Another indicator is good water filtration.
“The water percolates down and micro-organisms use what they want and water is not running off,” she said.
And give a thought — or three — to those invisible critters below the surface. Clapperton is a longtime proponent of fostering microbial life, which is increasingly gaining recognition in a time of sky-high input costs.
Compaction is a killer for protozoa, which play an important role in nutrient recycling (they excrete nitrogen after gobbling up bacteria), but they “need to be able to move in order to do their jobs.”
“The soil structure is important for amoeba and protozoa because they can’t tunnel or burrow,” said Clapperton. “They move in tunnels with the water flow. If the soil is compacted, they can’t move.”
If these creatures can’t move, soil health can degrade, and a producer can be left with a patchy field.
When soil has good structure, there will be more mycorrhizae, which are formed by soil fungus and plant roots to create a symbiotic association in which plants provide carbohydrates, such as glucose and sucrose, while the fungus makes more nutrients available to plants.
“Some plants are more mycorrhizal than others,” said Clapperton.
Flax, barley, and legumes are mycorrhizal, while wheat and canola are not, so Clapperton recommends a rotation of wheat, canola, peas and barley to keep mycorrhizal populations from dwindling.
The lowly earthworm is a farmer’s friend, creating channels that improve water infiltration and provide pathways for protozoa and plant roots. On top of that, they offer a bonus — a slime full of calcium and carbohydrates left on the sides of their tiny tunnels.
This slime promotes a growth of bacteria that converts ammonium to nitrate, said Clapperton. “Well-fed earthworms leak ammonia through their skins. If they’re not well fed, it’s nitrate. Either way, the plants win.”
So another way to gauge soil health is to count earthworms. That’s best done in spring, when the soil temperature is between 5 C to 8 C, which is when earthworms are at their most active.
To get an idea of earthworm populations, dig a hole that is about 25 centimetres across and 15 centimetres deep. If you find 10 earthworms, you’ve got an excellent population, said Clapperton.
When digging, look for earthworm channels, cocoons (which are about the size and shape of wheat seeds and full of unhatched young worms), and the soil texture.
“When soil is being worked by earthworms, it will have a mottled look,” said Clapperton.

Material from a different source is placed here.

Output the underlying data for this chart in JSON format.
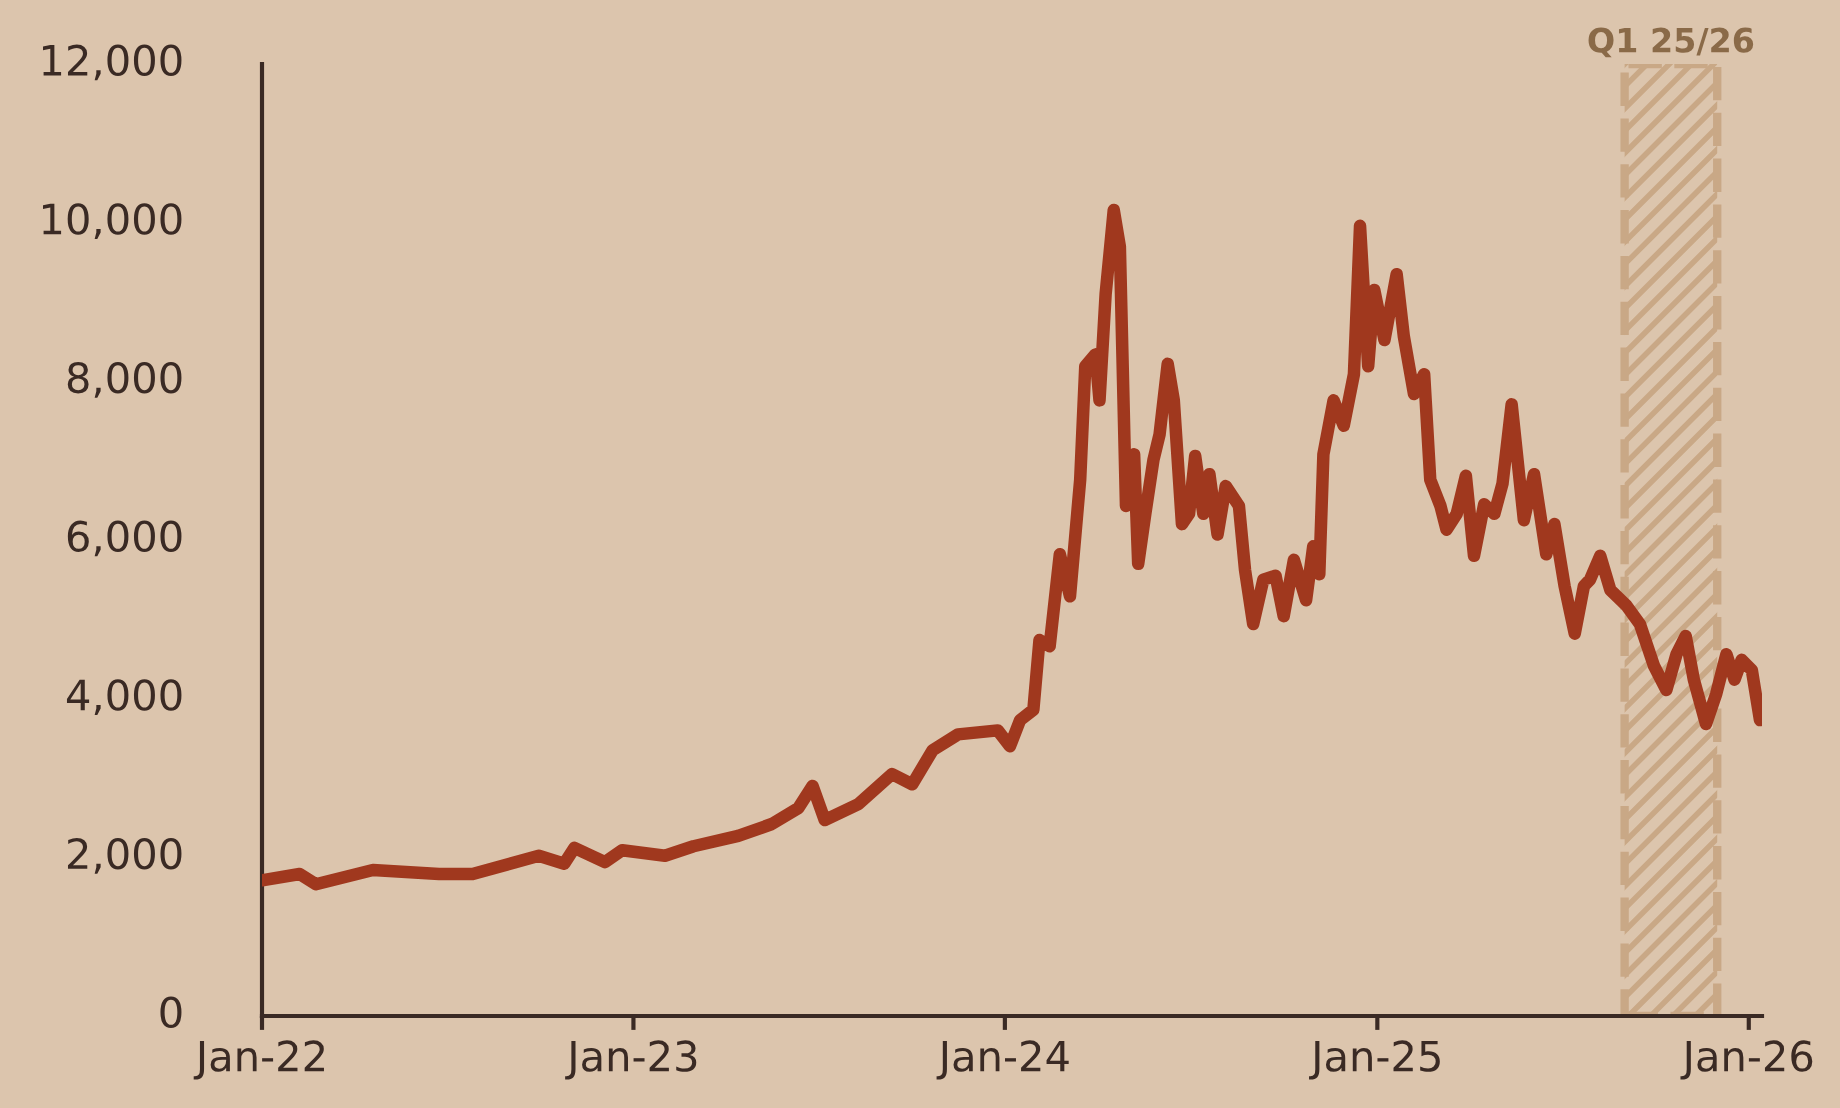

Tillage dramatically reduces earthworm populations, and the recovery is slow — although more earthworms will survive if tillage is done in spring or summer, rather than fall.
To check on pastures, lay a piece of plywood on the field and check under it a week later to see how many earthworms have surfaced.
The more, the merrier
In addition to no till, Clapperton offered a list of other beneficial practices to improve soil health.
For compacted fields, she recommends plants with long roots — such as tillage radishes or sunflowers — to bust up soil and add organic matter. Corn or fababeans will do the same for forage land.
Interplanting is another of her favourite practices.
“The more diversity you have above ground, the more diversity you have below ground,” said Clapperton. “The more (crops) you can have at one time, the better off you are.”
Cover and green manure crops that can be grazed can be very profitable, and can improve soil health at the same time.
“Growing a forage crop as a cover crop and grazing it is a net gain,” said Clapperton.
She’s currently experimenting with companion planting.
“We’re now getting the technology in our drills and seeding equipment that will allow us to have the opportunity to seed between our rows, change our row spacing and put other things between the rows athat will actually add that diversity in,” she said. “Sometimes it can even be two crops.”
Clapperton has grown chickpeas in between rows of wheat, and clovers in between rows of sunflowers. She’s seen producers grow lentils and flax together.
“There is a lot of opportunity to grow more than one thing in a field at one time,” she said.